I met an old work friend the other day who probably sparked this chain of thoughts. Times are really tough for her and Christmas is a reminder that she doesn't have the money to spoil the people she loves. She needs the money just to put food on the table. She is not alone. We are living in times of austerity. People are struggling to make ends meet. I started thinking about what Christmas represents both personally and theologically and how that differs for many people around the world. I thought about how much pressure we put upon ourselves to try and recreate the media images of the perfect Christmas; about how grumpy I've been feeling this week because I want to try and get all the presents wrapped and feel in control of this one day of the year and my frustration at my plans being constantly thwarted by the never-ending needs of other people. I thought about all the people for whom this Christmas will not be a picture-perfect happy occasion: The mum at school who received a call to say her mother had had a stroke and who was desperately trying to hold it together to get her children to school before rushing to her mother's bedside; a friend whose husband is posted overseas with the army and won't be home with his family at Christmas; all the families who have experienced the loss of children and other loved ones in the recent shooting in Connecticut; people around the world who don't have their loved ones with them.

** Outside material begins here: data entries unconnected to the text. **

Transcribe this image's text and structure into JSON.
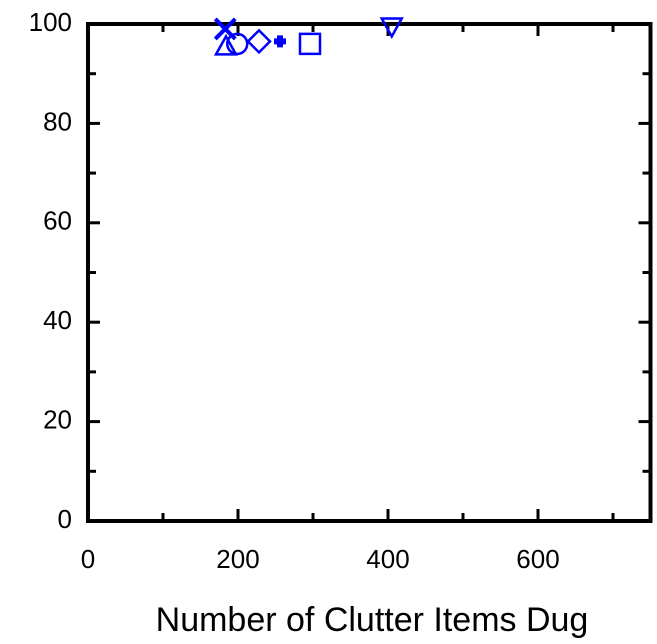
{
  "chart_data": {
    "type": "scatter",
    "xlabel": "Number of Clutter Items Dug",
    "color": "#0000ff",
    "points": [
      {
        "marker": "x",
        "x": 183,
        "y": 99
      },
      {
        "marker": "triangle-up",
        "x": 184,
        "y": 95.5
      },
      {
        "marker": "circle",
        "x": 199,
        "y": 96
      },
      {
        "marker": "diamond",
        "x": 228,
        "y": 96.5
      },
      {
        "marker": "plus",
        "x": 256,
        "y": 96.5
      },
      {
        "marker": "square",
        "x": 296,
        "y": 96
      },
      {
        "marker": "triangle-down",
        "x": 405,
        "y": 99.5
      }
    ],
    "xlim": [
      0,
      750
    ],
    "xticks": [
      0,
      200,
      400,
      600
    ],
    "xminorticks": [
      100,
      300,
      500,
      700
    ],
    "ylim": [
      0,
      100
    ],
    "yticks": [
      0,
      20,
      40,
      60,
      80,
      100
    ],
    "yminorticks": [
      10,
      30,
      50,
      70,
      90
    ],
    "grid": false
  }
}
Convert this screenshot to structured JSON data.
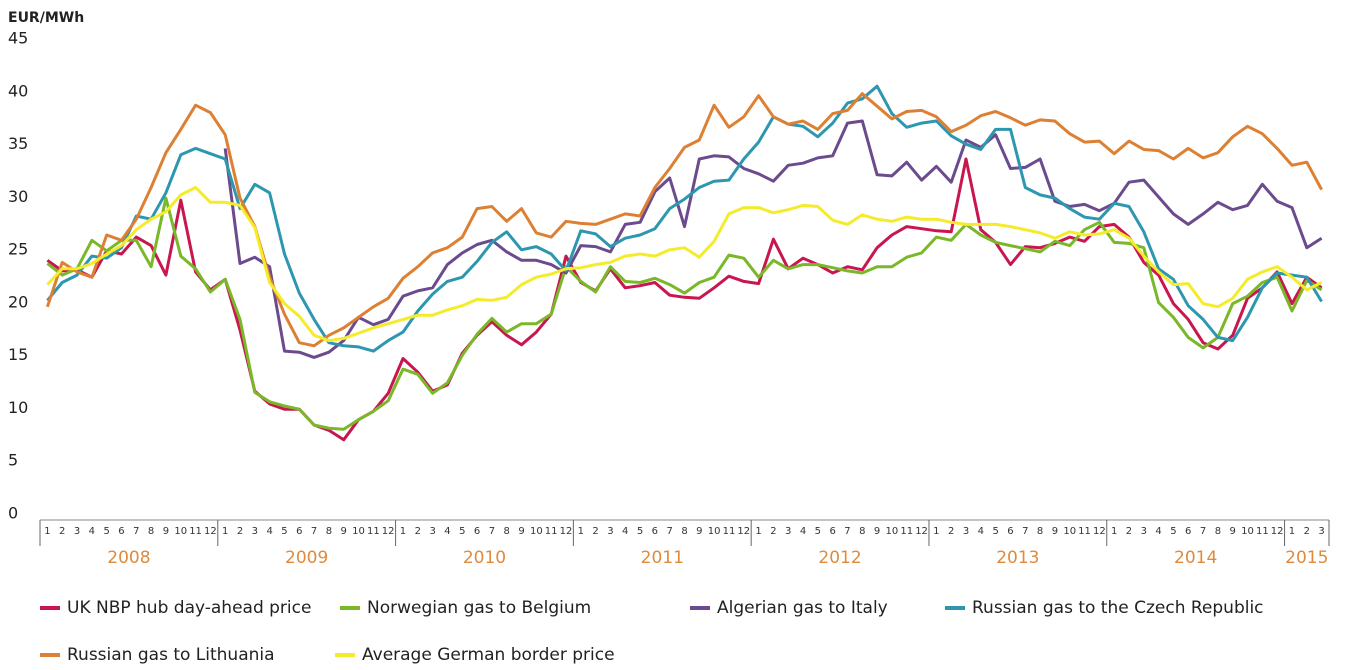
{
  "chart_data": {
    "type": "line",
    "y_label": "EUR/MWh",
    "ylim": [
      0,
      45
    ],
    "yticks": [
      0,
      5,
      10,
      15,
      20,
      25,
      30,
      35,
      40,
      45
    ],
    "legend": "bottom",
    "categories": [
      "1",
      "2",
      "3",
      "4",
      "5",
      "6",
      "7",
      "8",
      "9",
      "10",
      "11",
      "12",
      "1",
      "2",
      "3",
      "4",
      "5",
      "6",
      "7",
      "8",
      "9",
      "10",
      "11",
      "12",
      "1",
      "2",
      "3",
      "4",
      "5",
      "6",
      "7",
      "8",
      "9",
      "10",
      "11",
      "12",
      "1",
      "2",
      "3",
      "4",
      "5",
      "6",
      "7",
      "8",
      "9",
      "10",
      "11",
      "12",
      "1",
      "2",
      "3",
      "4",
      "5",
      "6",
      "7",
      "8",
      "9",
      "10",
      "11",
      "12",
      "1",
      "2",
      "3",
      "4",
      "5",
      "6",
      "7",
      "8",
      "9",
      "10",
      "11",
      "12",
      "1",
      "2",
      "3",
      "4",
      "5",
      "6",
      "7",
      "8",
      "9",
      "10",
      "11",
      "12",
      "1",
      "2",
      "3"
    ],
    "years": [
      "2008",
      "2009",
      "2010",
      "2011",
      "2012",
      "2013",
      "2014",
      "2015"
    ],
    "series": [
      {
        "name": "UK NBP hub day-ahead price",
        "color": "#c8164e",
        "values": [
          24.6,
          23.6,
          23.7,
          23.0,
          25.5,
          25.2,
          26.8,
          26.0,
          23.2,
          30.3,
          23.5,
          21.8,
          22.8,
          18.0,
          12.2,
          11.0,
          10.5,
          10.5,
          9.0,
          8.5,
          7.6,
          9.5,
          10.3,
          12.0,
          15.3,
          14.0,
          12.2,
          12.8,
          15.8,
          17.5,
          18.8,
          17.5,
          16.6,
          17.8,
          19.5,
          25.0,
          22.5,
          21.7,
          23.8,
          22.0,
          22.2,
          22.5,
          21.3,
          21.1,
          21.0,
          22.0,
          23.1,
          22.6,
          22.4,
          26.6,
          23.8,
          24.8,
          24.2,
          23.4,
          24.0,
          23.7,
          25.8,
          27.0,
          27.8,
          27.6,
          27.4,
          27.3,
          34.2,
          27.5,
          26.3,
          24.2,
          25.9,
          25.8,
          26.2,
          26.8,
          26.4,
          27.8,
          28.0,
          26.8,
          24.4,
          23.2,
          20.5,
          19.0,
          16.8,
          16.2,
          17.5,
          21.0,
          22.0,
          23.5,
          20.5,
          23.0,
          22.0
        ]
      },
      {
        "name": "Norwegian gas to Belgium",
        "color": "#7ab829",
        "values": [
          24.3,
          23.2,
          23.8,
          26.5,
          25.5,
          26.5,
          26.5,
          24.0,
          30.5,
          25.0,
          23.8,
          21.6,
          22.8,
          19.0,
          12.1,
          11.2,
          10.8,
          10.5,
          9.0,
          8.7,
          8.6,
          9.5,
          10.3,
          11.3,
          14.3,
          13.8,
          12.0,
          13.0,
          15.6,
          17.6,
          19.1,
          17.8,
          18.6,
          18.6,
          19.5,
          24.0,
          22.6,
          21.6,
          24.0,
          22.6,
          22.5,
          22.9,
          22.3,
          21.5,
          22.5,
          23.0,
          25.1,
          24.8,
          23.0,
          24.6,
          23.8,
          24.2,
          24.2,
          23.9,
          23.6,
          23.4,
          24.0,
          24.0,
          24.9,
          25.3,
          26.8,
          26.5,
          28.0,
          27.0,
          26.3,
          26.0,
          25.7,
          25.4,
          26.4,
          26.0,
          27.5,
          28.2,
          26.3,
          26.2,
          25.8,
          20.6,
          19.2,
          17.3,
          16.3,
          17.3,
          20.5,
          21.2,
          22.5,
          23.0,
          19.8,
          22.7,
          21.8
        ]
      },
      {
        "name": "Algerian gas to Italy",
        "color": "#6b4a8e",
        "values": [
          null,
          null,
          null,
          null,
          null,
          null,
          null,
          null,
          null,
          null,
          null,
          null,
          35.2,
          24.3,
          24.9,
          24.0,
          16.0,
          15.9,
          15.4,
          15.9,
          17.0,
          19.2,
          18.5,
          19.0,
          21.2,
          21.7,
          22.0,
          24.2,
          25.3,
          26.1,
          26.5,
          25.4,
          24.6,
          24.6,
          24.2,
          23.4,
          26.0,
          25.9,
          25.4,
          28.0,
          28.2,
          31.1,
          32.4,
          27.8,
          34.2,
          34.5,
          34.4,
          33.3,
          32.8,
          32.1,
          33.6,
          33.8,
          34.3,
          34.5,
          37.6,
          37.8,
          32.7,
          32.6,
          33.9,
          32.2,
          33.5,
          32.0,
          36.0,
          35.3,
          36.5,
          33.3,
          33.4,
          34.2,
          30.2,
          29.7,
          29.9,
          29.3,
          30.0,
          32.0,
          32.2,
          30.6,
          29.0,
          28.0,
          29.0,
          30.1,
          29.4,
          29.8,
          31.8,
          30.2,
          29.6,
          25.8,
          26.7
        ]
      },
      {
        "name": "Russian gas to the Czech Republic",
        "color": "#2e97b0",
        "values": [
          20.8,
          22.5,
          23.2,
          25.0,
          24.8,
          25.8,
          28.8,
          28.5,
          31.0,
          34.6,
          35.2,
          34.7,
          34.2,
          29.5,
          31.8,
          31.0,
          25.2,
          21.5,
          19.0,
          16.8,
          16.5,
          16.4,
          16.0,
          17.0,
          17.8,
          19.8,
          21.4,
          22.6,
          23.0,
          24.5,
          26.3,
          27.3,
          25.6,
          25.9,
          25.2,
          23.6,
          27.4,
          27.1,
          25.9,
          26.7,
          27.0,
          27.6,
          29.5,
          30.4,
          31.5,
          32.1,
          32.2,
          34.2,
          35.8,
          38.2,
          37.5,
          37.3,
          36.3,
          37.6,
          39.5,
          39.9,
          41.1,
          38.5,
          37.2,
          37.6,
          37.8,
          36.4,
          35.6,
          35.1,
          37.0,
          37.0,
          31.5,
          30.8,
          30.5,
          29.5,
          28.7,
          28.5,
          30.0,
          29.7,
          27.3,
          23.8,
          22.8,
          20.3,
          19.0,
          17.3,
          17.0,
          19.2,
          22.0,
          23.4,
          23.2,
          23.0,
          20.7
        ]
      },
      {
        "name": "Russian gas to Lithuania",
        "color": "#dd8033",
        "values": [
          20.2,
          24.4,
          23.5,
          23.0,
          27.0,
          26.5,
          28.5,
          31.5,
          34.8,
          37.0,
          39.3,
          38.6,
          36.5,
          30.5,
          27.8,
          23.0,
          19.5,
          16.8,
          16.5,
          17.5,
          18.2,
          19.2,
          20.2,
          21.0,
          22.9,
          24.0,
          25.3,
          25.8,
          26.8,
          29.5,
          29.7,
          28.3,
          29.5,
          27.2,
          26.8,
          28.3,
          28.1,
          28.0,
          28.5,
          29.0,
          28.8,
          31.5,
          33.3,
          35.3,
          36.0,
          39.3,
          37.2,
          38.2,
          40.2,
          38.2,
          37.5,
          37.8,
          37.0,
          38.5,
          38.8,
          40.4,
          39.2,
          38.0,
          38.7,
          38.8,
          38.2,
          36.8,
          37.4,
          38.3,
          38.7,
          38.1,
          37.4,
          37.9,
          37.8,
          36.6,
          35.8,
          35.9,
          34.7,
          35.9,
          35.1,
          35.0,
          34.2,
          35.2,
          34.3,
          34.8,
          36.3,
          37.3,
          36.6,
          35.2,
          33.6,
          33.9,
          31.3
        ]
      },
      {
        "name": "Average German border price",
        "color": "#f4ec2a",
        "values": [
          22.3,
          23.8,
          23.8,
          24.3,
          25.2,
          26.0,
          27.5,
          28.5,
          29.2,
          30.8,
          31.5,
          30.1,
          30.1,
          29.8,
          27.7,
          22.5,
          20.5,
          19.3,
          17.5,
          17.0,
          17.2,
          17.7,
          18.2,
          18.6,
          19.0,
          19.4,
          19.4,
          19.9,
          20.3,
          20.9,
          20.8,
          21.1,
          22.3,
          23.0,
          23.3,
          23.8,
          23.9,
          24.2,
          24.4,
          25.0,
          25.2,
          25.0,
          25.6,
          25.8,
          24.9,
          26.4,
          29.0,
          29.6,
          29.6,
          29.1,
          29.4,
          29.8,
          29.7,
          28.4,
          28.0,
          28.9,
          28.5,
          28.3,
          28.7,
          28.5,
          28.5,
          28.2,
          28.0,
          28.0,
          28.0,
          27.8,
          27.5,
          27.2,
          26.7,
          27.3,
          27.0,
          27.1,
          27.5,
          26.7,
          25.0,
          23.5,
          22.3,
          22.4,
          20.5,
          20.2,
          21.0,
          22.8,
          23.5,
          24.0,
          23.0,
          21.8,
          22.5
        ]
      }
    ]
  }
}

In our house we celebrate Yule as well as Christmas. We celebrate that the day and night are of equal length and that the sun will slowly be more prominent in our lives again. The sun that will bring our crops and all the life that is sustained by our sun. We also celebrate the birth of Jesus, not as traditional Christians, but as an acknowledgement of a man who brought so many incredible messages to our lives. Most importantly that of love. Love for everyone. We also naturally enjoy our family time and all the food and presents. Who doesn't enjoy that part?
Sadly Christmas often throws a spotlight on what is not right in our lives. How are lives do not match that picture perfect image that the Coca Cola and John Lewis adverts portray. For me it highlights the people who are not in my life and the stresses and sadness and complications attached to that. It can be a very bright spotlight. It brings me down every year. Christmas is an emotive time of year for many reasons. Feelings often seem intensified at this time of year.
That is my gift this Christmas.
And with this post I am sending my love out to everyone in the world who needs a little love.